Hecht’s argument was that “Boswelan” was not put to genuine use in the EU within 5 years. Viridis counters that it was used in clinical trials and that its non-use, meaning commercial use, was reasonable. The CJEU found that a medicinal product that has not been authorized in the EU cannot be used commercially. Additionally, the argument that clinical trials constituted preparation for commercial use of a trademark was shot down because they have no commercial value to the public. There is “wiggle room” left by the CJEU, however. If the time spent in clinical trials is long due to circumstances outside the trademark applicant’s control proper non-use may still be viable. In Viridis’ case the time spent in clinical trials was found to be by their own decision. What the distinction of controllable circumstances is unclear and likely to be evaluated on a case-by-case basis.

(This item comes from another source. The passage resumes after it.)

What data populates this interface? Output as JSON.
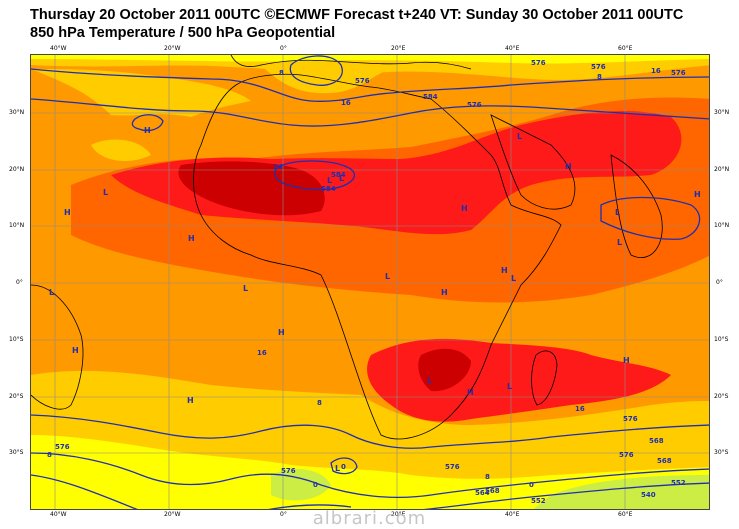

These conclusions are based on the specific circumstances of this case, but it does point a general direction for using a trademark in clinical trials. By their very nature, the results of clinical trials are never certain and may never result in an approved pharmaceutical product. Attaching a trademark to a product that may never exist in a saleable commercial form is a bad use of the trademark. What’s worse in this case is that Viridis entered into clinical trials three years after the registration of the trademark, meaning that the clock on proper use was already more than half up. From this it can be assumed that using a trademark at the beginning of clinical trials is also not advised as trials can go on for years and stand the risk if never progressing beyond the trail stage.
A possible better way to have used a trademark for a clinical trial was to use a freshly registered mark on nearly completed clinical trials with positive looking results. If the outlook for commercialization is good and the registration of the mark is properly timed, it may be possible to claim proper non-use if submission of the mark to regulatory bodies falls outside of the five-year proper use time-window.